Practical and Theoretical Implications
Simulation Versus Identification Asymmetry
Direct EML simulation is inefficient and impractical for deployed battery management systems due to inherent computational overhead. However, EML-SR as a search basis for parameter identification offers unique advantages:
- Guarantees against basis mis-specification due to grammar completeness.
- Native compatibility with gradient-based optimization and symbolic autodiff.
- Robustness in topology-unknown settings, such as in batteries with emergent relaxation times.
Synergy With DRT Prior and Certifiability
DRT distributions can effectively seed EML-SR initializations, mitigating basin-of-attraction problems in symbolic regression. EML-SR’s final snapped models provide interpretable, closed-form algebraic expressions amenable to formal verification—an asset in safety-critical EV powertrain digital twin workflows and ISO 26262 applications. This addresses the principal objection to PINN surrogates' opacity, offering certifiable model evaluation graphs.
Future Directions
The paper raises the question of whether alternative one-operator bases, such as ternary or EDL variants, can achieve lower representational depth for the sum-of-exponentials family found in battery models.
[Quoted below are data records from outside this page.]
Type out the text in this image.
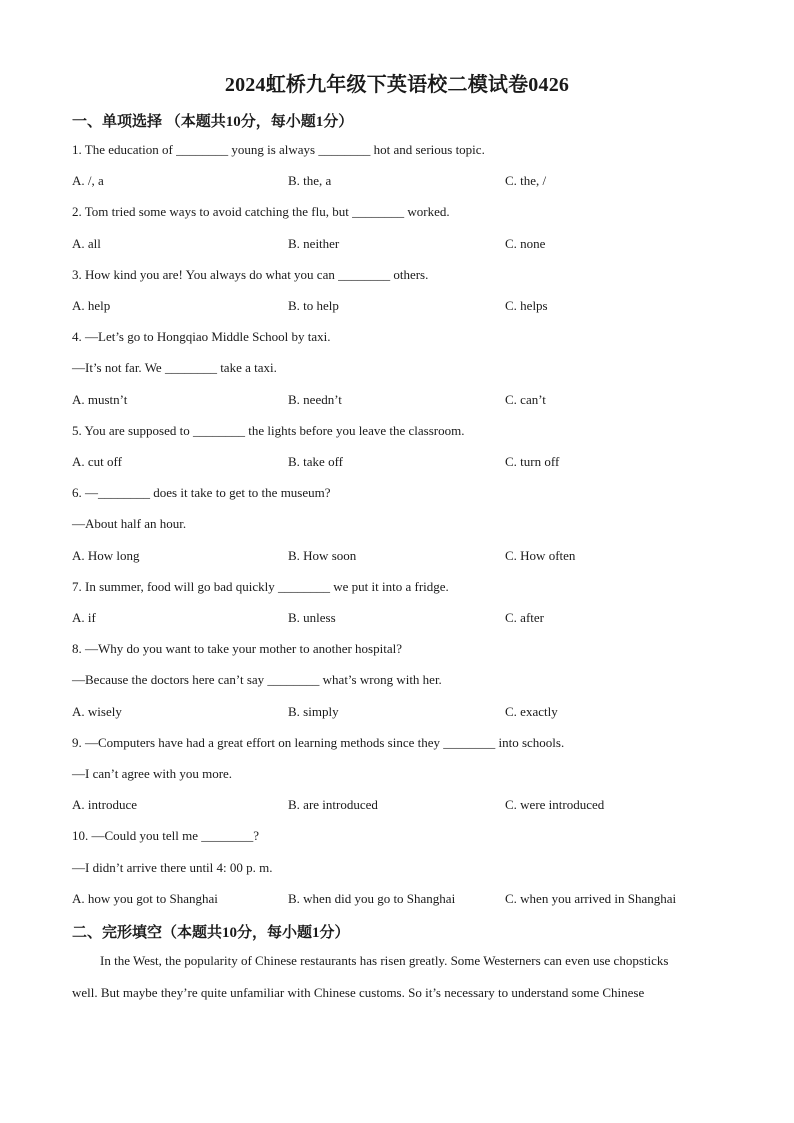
2024虹桥九年级下英语校二模试卷0426
一、单项选择 （本题共10分，每小题1分）
1. The education of ________ young is always ________ hot and serious topic.
A. /, a	B. the, a	C. the, /
2. Tom tried some ways to avoid catching the flu, but ________ worked.
A. all	B. neither	C. none
3. How kind you are! You always do what you can ________ others.
A. help	B. to help	C. helps
4. —Let’s go to Hongqiao Middle School by taxi.
—It’s not far. We ________ take a taxi.
A. mustn’t	B. needn’t	C. can’t
5. You are supposed to ________ the lights before you leave the classroom.
A. cut off	B. take off	C. turn off
6. —________ does it take to get to the museum?
—About half an hour.
A. How long	B. How soon	C. How often
7. In summer, food will go bad quickly ________ we put it into a fridge.
A. if	B. unless	C. after
8. —Why do you want to take your mother to another hospital?
—Because the doctors here can’t say ________ what’s wrong with her.
A. wisely	B. simply	C. exactly
9. —Computers have had a great effort on learning methods since they ________ into schools.
—I can’t agree with you more.
A. introduce	B. are introduced	C. were introduced
10. —Could you tell me ________?
—I didn’t arrive there until 4: 00 p. m.
A. how you got to Shanghai	B. when did you go to Shanghai	C. when you arrived in Shanghai
二、完形填空（本题共10分，每小题1分）
In the West, the popularity of Chinese restaurants has risen greatly. Some Westerners can even use chopsticks
well. But maybe they’re quite unfamiliar with Chinese customs. So it’s necessary to understand some Chinese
Empirical follow-up is warranted to assess whether DRT-seeded EML-SR achieves near-perfect symbolic recovery rates in high-cardinality scenarios.
Conclusion
This study demonstrates that while EML-encoded forward simulation is computationally prohibitive for real-time battery management, the EML master-formula approach provides a structurally complete, differentiable basis for symbolic parameter identification. EML-SR is competitive with established methods, especially in settings where RC topology is unknown. The recommended workflow retains the classical recursion for runtime implementation and leverages EML-SR offline for parameter extraction, ensuring certifiability and real-time performance. Future research may explore more efficient one-operator representations and their integration into battery characterization pipelines (2604.13873).